Mau punya teman saja susah. Jika tahu hari-hari terakhirnya di Pare akan seperti ini lebih baik Asha tetap di Jakarta. Liburan sendiri di rumah atau pergi ke Pulau Seribu atau setiap hari nongkrong di mall juga tidak masalah daripada seperti sekarang. Di mana Asha kembali mendapat predikat pelakor dan dijauhi teman. Apa ada kebetulan seperti ini? Di dua tempat yang berbeda, tapi mengalami masalah yang serupa. Asha tidak ingin percaya kebetulan semacam ini, tapi kejadian ini benar adanya.

"Bisa, kan, Luke masalah ini cukup kita aja yang tahu. Jangan sampe anggota grup empat dan temen sekelas tahu."

"Lo playing victim di depan gue?"

"Justru gue lagi lindungin lo dari playing victim. Gue berusaha supaya enggak ada yang tahu kalo kita lagi ada masalah, tapi lo malah sengaja mau tunjukin semua ini!" Asha menarik napas panjang untuk menenangkan debaran jantungnya yang meningkat karena emosi yang meluap. Dia mengira Lukman akan ikut tenang setelah Asha menurunkan nada bicaranya. Eh ... malah sama saja dan Asha terpancing.

"Buat apa? Supaya temen-temen simpati sama lo dan ngejauhin gue?
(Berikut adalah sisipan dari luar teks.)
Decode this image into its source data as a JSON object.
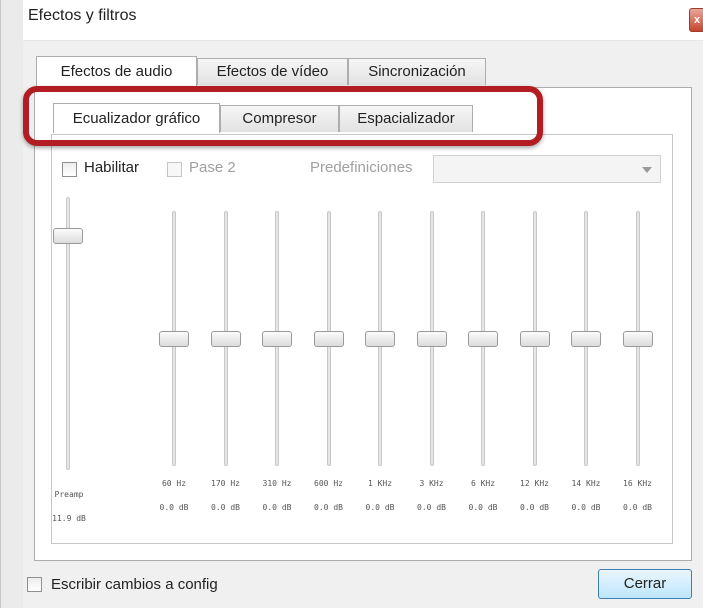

Sikap diam lo itu bikin orang penasaran terutama Rohman. Dia pasti nimbrung di masalah kita, seenggaknya dia berusaha supaya kita baikan lagi."

Setelah Asha mengeluarkan unek-uneknya mereka berdua terdiam. Asha menunggu respon Lukman, tapi Lukman sendiri ... entahlah. Sejak tadi pria itu tidak membalas lagi ucapan Asha malah mematung di sepedanya dan pandangan mata si muka boros diarahkan ke pohon tebu di sebelahnya. Lukman sengaja menulikan telinga dan tidak melihat lawan bicaranya. Semua ucapan Asha dianggap angin lalu. Ini sih sama saja dengan tidak menganggap keberadaan Asha.

Ok. It's time to give up, batin Asha ketika melihat reaksi Lukman.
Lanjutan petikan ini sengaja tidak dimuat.